The Code Monkeys. Those fucks.
“You fucks,” she snarls, seeing the blind men and women milling about, seemingly invisible to the Zs. She has no idea how they are accomplishing keeping the Zs from attacking them, and eating them. But that’s something she can work out later. For now, she has to keep them from coming over the wall.
Her eyes find the
few men and women that are trapped on top of houses and buildings out in front of the wall that haven’t collapsed; the brave few that tried what they could to slow the herd down. She says a quick prayer, reaches down, and lifts a small box from the platform. Connected to the box is a wire which winds its way down the outside of the wall, and into the street, and then branches off into a hundred other wires, all leading to various charges.
The meat of her thumb rests on one simple button. All she has to do is push.
And she does.
One by one, the various dwellings and structures that fill the space between the wall and the outer perimeter erupt into massive fireballs. Their walls seem to flex
inward, then explode out in a hail of fiery shrapnel. Zs everywhere are sliced in half, decapitated, and disemboweled. Hundreds shamble about, their putrid flesh burning and falling off in hot drips. They stumble into each other and spread the flames, fire taking hold in the flaps of skin and scraps of clothing that can never retain moisture in the dry Colorado air.
In just seconds, Commander Lee is holding her forearm in front of her face to shield herself from the heat below. The whole stretch of land between the wall and the outer perimeter is a hellish inferno.
She knows she will probably be removed from her post, because she did not inform the Mayor or any of the council members of her backup plan.
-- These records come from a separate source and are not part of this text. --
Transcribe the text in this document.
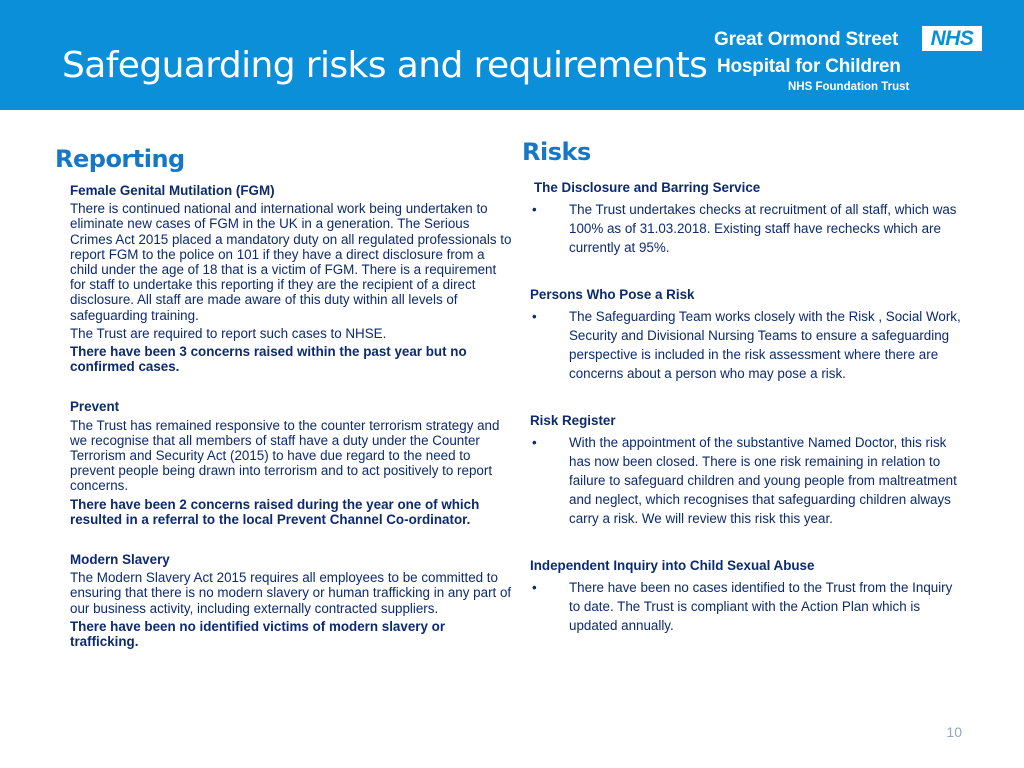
Safeguarding risks and requirements
Great Ormond Street	NHS
Hospital for Children
NHS Foundation Trust
Reporting
Female Genital Mutilation (FGM)

There is continued national and international work being undertaken to eliminate new cases of FGM in the UK in a generation. The Serious Crimes Act 2015 placed a mandatory duty on all regulated professionals to report FGM to the police on 101 if they have a direct disclosure from a child under the age of 18 that is a victim of FGM. There is a requirement for staff to undertake this reporting if they are the recipient of a direct disclosure. All staff are made aware of this duty within all levels of safeguarding training.

The Trust are required to report such cases to NHSE.

There have been 3 concerns raised within the past year but no confirmed cases.

Prevent

The Trust has remained responsive to the counter terrorism strategy and we recognise that all members of staff have a duty under the Counter Terrorism and Security Act (2015) to have due regard to the need to prevent people being drawn into terrorism and to act positively to report concerns.

There have been 2 concerns raised during the year one of which resulted in a referral to the local Prevent Channel Co-ordinator.

Modern Slavery

The Modern Slavery Act 2015 requires all employees to be committed to ensuring that there is no modern slavery or human trafficking in any part of our business activity, including externally contracted suppliers.

There have been no identified victims of modern slavery or trafficking.

Risks
The Disclosure and Barring Service
•	The Trust undertakes checks at recruitment of all staff, which was 100% as of 31.03.2018. Existing staff have rechecks which are currently at 95%.
Persons Who Pose a Risk
•	The Safeguarding Team works closely with the Risk , Social Work, Security and Divisional Nursing Teams to ensure a safeguarding perspective is included in the risk assessment where there are concerns about a person who may pose a risk.
Risk Register
•	With the appointment of the substantive Named Doctor, this risk has now been closed. There is one risk remaining in relation to failure to safeguard children and young people from maltreatment and neglect, which recognises that safeguarding children always carry a risk. We will review this risk this year.
Independent Inquiry into Child Sexual Abuse
•	There have been no cases identified to the Trust from the Inquiry to date. The Trust is compliant with the Action Plan which is updated annually.
10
They would never have approved of the complete destruction of a third of the houses of their citizens. But she is a soldier, not a politician. She’ll take her punishment and hold her head up proudly, knowing she has saved thousands of lives.
Then
her blood turns to ice as she watches figures weave and dodge their way through the blaze, keeping themselves from catching fire while also pushing forward towards the wall. They shove the walking fireballs out of the way and immediately choose the paths up the piles of undead that aren’t yet set aflame. With speed that is near superhuman, the blind crazies come, scurrying up to the top of the wall.